Elektrik dağıtımıyla ilgili alınan bedellerin sıkça kamuoyunun gündemine geldiğini hatırlatan Albayrak, şunları kaydetti:
"Türkiye'de aktif enerji bedelinin yanında alınan bedeller var. Perakende satış hizmet bedeli, sayaç okuma bedeli, kayıp kaçak bedeli, iletim bedeli, dağıtım bedeli. Tüm bunların hepsi iktidarımız döneminde değil bakın, ülkemizde elektrik satışı başladığından beri alınan bedeller. Şimdi, bunu bir kenara koyalım. Sonra, enerji fonu diye bir şey var. İktidarımız döneminde mi geldi bu? 1986 yılındaki 3291 sayılı torba kanunda koyulmuş bir bedeldir. TRT payı var. TRT payı, 1984 yılında 3093 sayılı Kanun'la oluşturulmuş bir bedeldir ki 2003 yılında iktidarımız döneminde bunun payı yüzde 3,5'tu, yüzde 2'ye düşürdük. Sonuncusu da elektrik ve havagazı tüketim vergisi. 1981 yılında 2464 sayılı Belediye Gelirleri Kanunu'nda oluşturulmuş bir bedeldir. Bugün olan, geçtiğimiz yıl hayata geçirdiğimiz yasal düzenleme kapsamında perakende satış hizmet bedeli, sayaç okuma, kayıp kaçak, iletim ve dağıtım bedellerinin hepsinin bir kalemde birleştirilmesi noktasında yapılmış bir düzenlemedir.
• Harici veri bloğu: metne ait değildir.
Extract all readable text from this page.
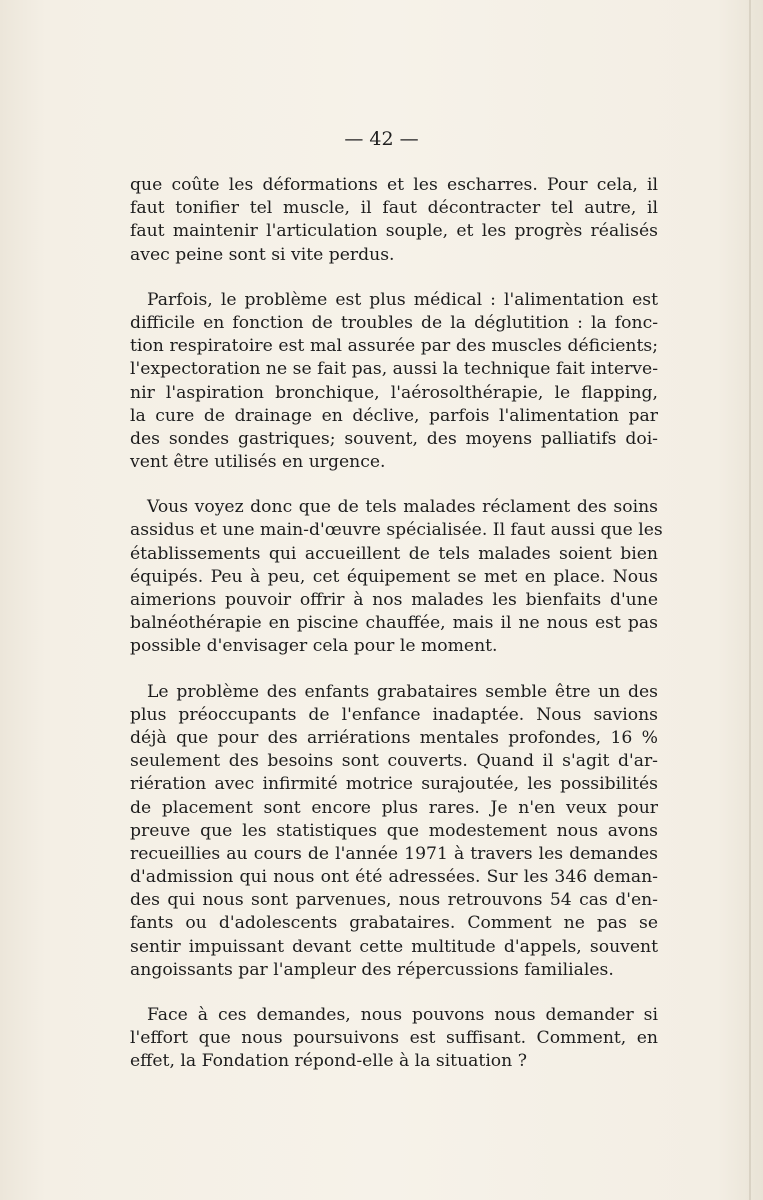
— 42 —

que coûte les déformations et les escharres. Pour cela, il
faut tonifier tel muscle, il faut décontracter tel autre, il
faut maintenir l'articulation souple, et les progrès réalisés
avec peine sont si vite perdus.

Parfois, le problème est plus médical : l'alimentation est
difficile en fonction de troubles de la déglutition : la fonc-
tion respiratoire est mal assurée par des muscles déficients;
l'expectoration ne se fait pas, aussi la technique fait interve-
nir l'aspiration bronchique, l'aérosolthérapie, le flapping,
la cure de drainage en déclive, parfois l'alimentation par
des sondes gastriques; souvent, des moyens palliatifs doi-
vent être utilisés en urgence.

Vous voyez donc que de tels malades réclament des soins
assidus et une main-d'œuvre spécialisée. Il faut aussi que les
établissements qui accueillent de tels malades soient bien
équipés. Peu à peu, cet équipement se met en place. Nous
aimerions pouvoir offrir à nos malades les bienfaits d'une
balnéothérapie en piscine chauffée, mais il ne nous est pas
possible d'envisager cela pour le moment.

Le problème des enfants grabataires semble être un des
plus préoccupants de l'enfance inadaptée. Nous savions
déjà que pour des arriérations mentales profondes, 16 %
seulement des besoins sont couverts. Quand il s'agit d'ar-
riération avec infirmité motrice surajoutée, les possibilités
de placement sont encore plus rares. Je n'en veux pour
preuve que les statistiques que modestement nous avons
recueillies au cours de l'année 1971 à travers les demandes
d'admission qui nous ont été adressées. Sur les 346 deman-
des qui nous sont parvenues, nous retrouvons 54 cas d'en-
fants ou d'adolescents grabataires. Comment ne pas se
sentir impuissant devant cette multitude d'appels, souvent
angoissants par l'ampleur des répercussions familiales.

Face à ces demandes, nous pouvons nous demander si
l'effort que nous poursuivons est suffisant. Comment, en
effet, la Fondation répond-elle à la situation ?
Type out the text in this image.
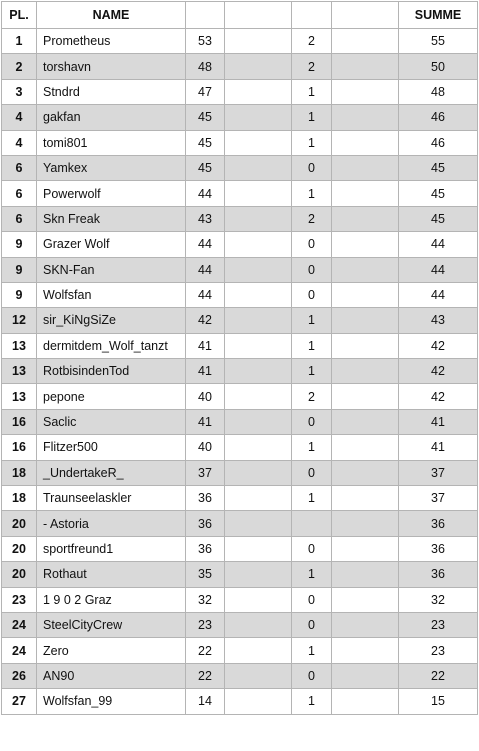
PL.	NAME					SUMME
1	Prometheus	53		2		55
2	torshavn	48		2		50
3	Stndrd	47		1		48
4	gakfan	45		1		46
4	tomi801	45		1		46
6	Yamkex	45		0		45
6	Powerwolf	44		1		45
6	Skn Freak	43		2		45
9	Grazer Wolf	44		0		44
9	SKN-Fan	44		0		44
9	Wolfsfan	44		0		44
12	sir_KiNgSiZe	42		1		43
13	dermitdem_Wolf_tanzt	41		1		42
13	RotbisindenTod	41		1		42
13	pepone	40		2		42
16	Saclic	41		0		41
16	Flitzer500	40		1		41
18	_UndertakeR_	37		0		37
18	Traunseelaskler	36		1		37
20	- Astoria	36				36
20	sportfreund1	36		0		36
20	Rothaut	35		1		36
23	1 9 0 2 Graz	32		0		32
24	SteelCityCrew	23		0		23
24	Zero	22		1		23
26	AN90	22		0		22
27	Wolfsfan_99	14		1		15
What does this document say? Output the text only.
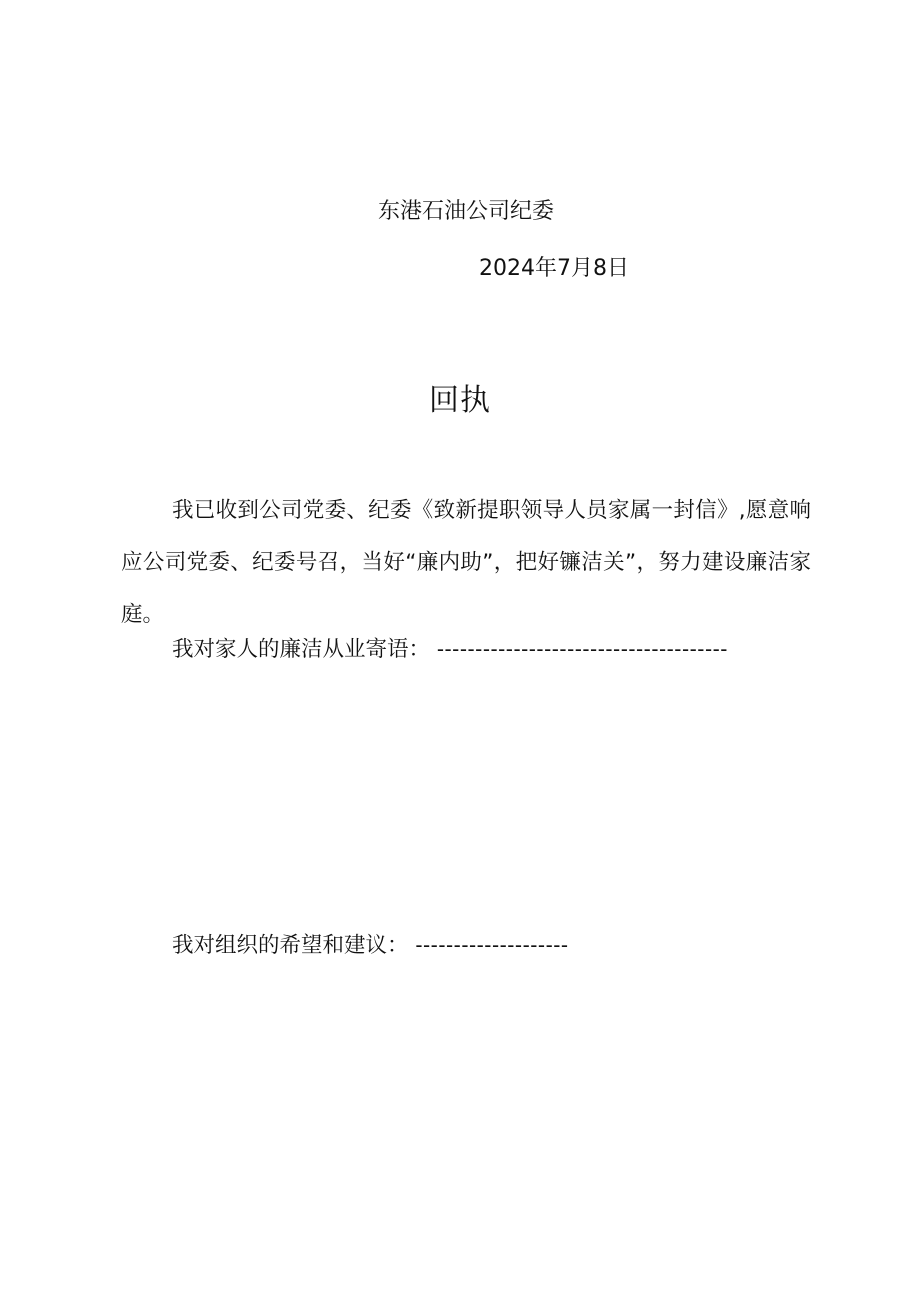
东港石油公司纪委
2024年7月8日
回执

我已收到公司党委、纪委《致新提职领导人员家属一封信》,愿意响应公司党委、纪委号召，当好“廉内助”，把好镰洁关”，努力建设廉洁家庭。

我对家人的廉洁从业寄语： --------------------------------------
我对组织的希望和建议： --------------------
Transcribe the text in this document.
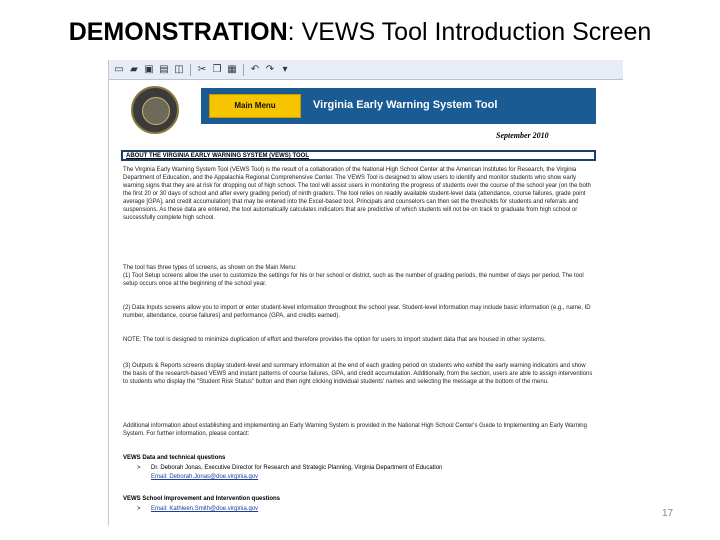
DEMONSTRATION: VEWS Tool Introduction Screen
▭ ▰ ▣ ▤ ◫ ✂ ❐ ▦ ↶ ↷ ▾
Main Menu	Virginia Early Warning System Tool
September 2010
ABOUT THE VIRGINIA EARLY WARNING SYSTEM (VEWS) TOOL

The Virginia Early Warning System Tool (VEWS Tool) is the result of a collaboration of the National High School Center at the American Institutes for Research, the Virginia Department of Education, and the Appalachia Regional Comprehensive Center. The VEWS Tool is designed to allow users to identify and monitor students who show early warning signs that they are at risk for dropping out of high school. The tool will assist users in monitoring the progress of students over the course of the school year (on the both the first 20 or 30 days of school and after every grading period) of ninth graders. The tool relies on readily available student-level data (attendance, course failures, grade point average [GPA], and credit accumulation) that may be entered into the Excel-based tool. Principals and counselors can then set the thresholds for students and referrals and suspensions. As these data are entered, the tool automatically calculates indicators that are predictive of which students will not be on track to graduate from high school or successfully complete high school.

The tool has three types of screens, as shown on the Main Menu:

(1) Tool Setup screens allow the user to customize the settings for his or her school or district, such as the number of grading periods, the number of days per period. The tool setup occurs once at the beginning of the school year.

(2) Data Inputs screens allow you to import or enter student-level information throughout the school year. Student-level information may include basic information (e.g., name, ID number, attendance, course failures) and performance (GPA, and credits earned).

NOTE: The tool is designed to minimize duplication of effort and therefore provides the option for users to import student data that are housed in other systems.

(3) Outputs & Reports screens display student-level and summary information at the end of each grading period on students who exhibit the early warning indicators and show the basis of the research-based VEWS and instant patterns of course failures, GPA, and credit accumulation. Additionally, from the section, users are able to assign interventions to students who display the "Student Risk Status" button and then right clicking individual students' names and selecting the message at the bottom of the menu.

Additional information about establishing and implementing an Early Warning System is provided in the National High School Center's Guide to Implementing an Early Warning System. For further information, please contact:

VEWS Data and technical questions

> Dr. Deborah Jonas, Executive Director for Research and Strategic Planning, Virginia Department of Education

Email: Deborah.Jonas@doe.virginia.gov

VEWS School Improvement and Intervention questions

> Email: Kathleen.Smith@doe.virginia.gov	17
Bugün, Türkiye'de yüzde 6,8 düzenleme zammı yapılmıştır. "
Albayrak, 200 kilovat elektrik tüketen asgari ücretli bir ailenin 2002 yılında elektrik faturasına ödediği oranın yüzde 20 olduğunu anımsatarak, bugün, bu oranın yüzde 6,3'e gerilediğini belirtti.
Albayrak, "2002 yılında doğal gazın asgari ücretteki payı, ortalama bir ailenin ödediği yüzde 32,2 iken bugün bu oran yüzde 11,5'tir. Bugün, Türkiye, hem gelişmektedir hem yatırımını yapmaktadır hem altyapısını yenilemektedir, hem artan elektrik enerjisi, doğal gaz enerjisi, bilumum enerji yatırımları özel sektörle, piyasanın liberalleşmesini de destekleyecek şekilde gerçekleşmektedir" dedi.
Dünyada 442 adet nükleer santralin bulunduğunu, 100'den fazlasının da inşaat halinde olduğunu aktaran Albayrak, şunları söyledi:
"Fransa, elektrik enerjisinin yüzde 70'inden fazlasını nükleerden karşılıyor. Paris'in 60-70 kilometre dibinde nükleer santral var, New York'un 100 küsur kilometre etrafında nükleer santral var. Bilgi sahibi olacağız ki fikir sahibi olalım ama bilgi sahibi olmadan konuşursak ancak cehalet üzerine konuşuruz. Türkiye nükleer santralleri yapacak arkadaşlar. Kömür santrallerini yapacak, hidroelektrik santrallerini yapacak ama 13 yıldır yaptığımız gibi hem çevreye hem topluma hem millete taşıdığımız sorumluluk gereği sonuna kadar bunun mücadelesini vereceğiz. AK Parti iktidarıyla çok daha fazla çalışıp çok daha az konuşarak bu millete hizmet etmeye devam edeceğiz." görüşünü dile getirdi.
Albayrak'ın konuşması sırasında bazı CHP milletvekilleri üzerinde "Nükleer Santraller Sağlığı Bozar" yazılı afişleri gösterdi.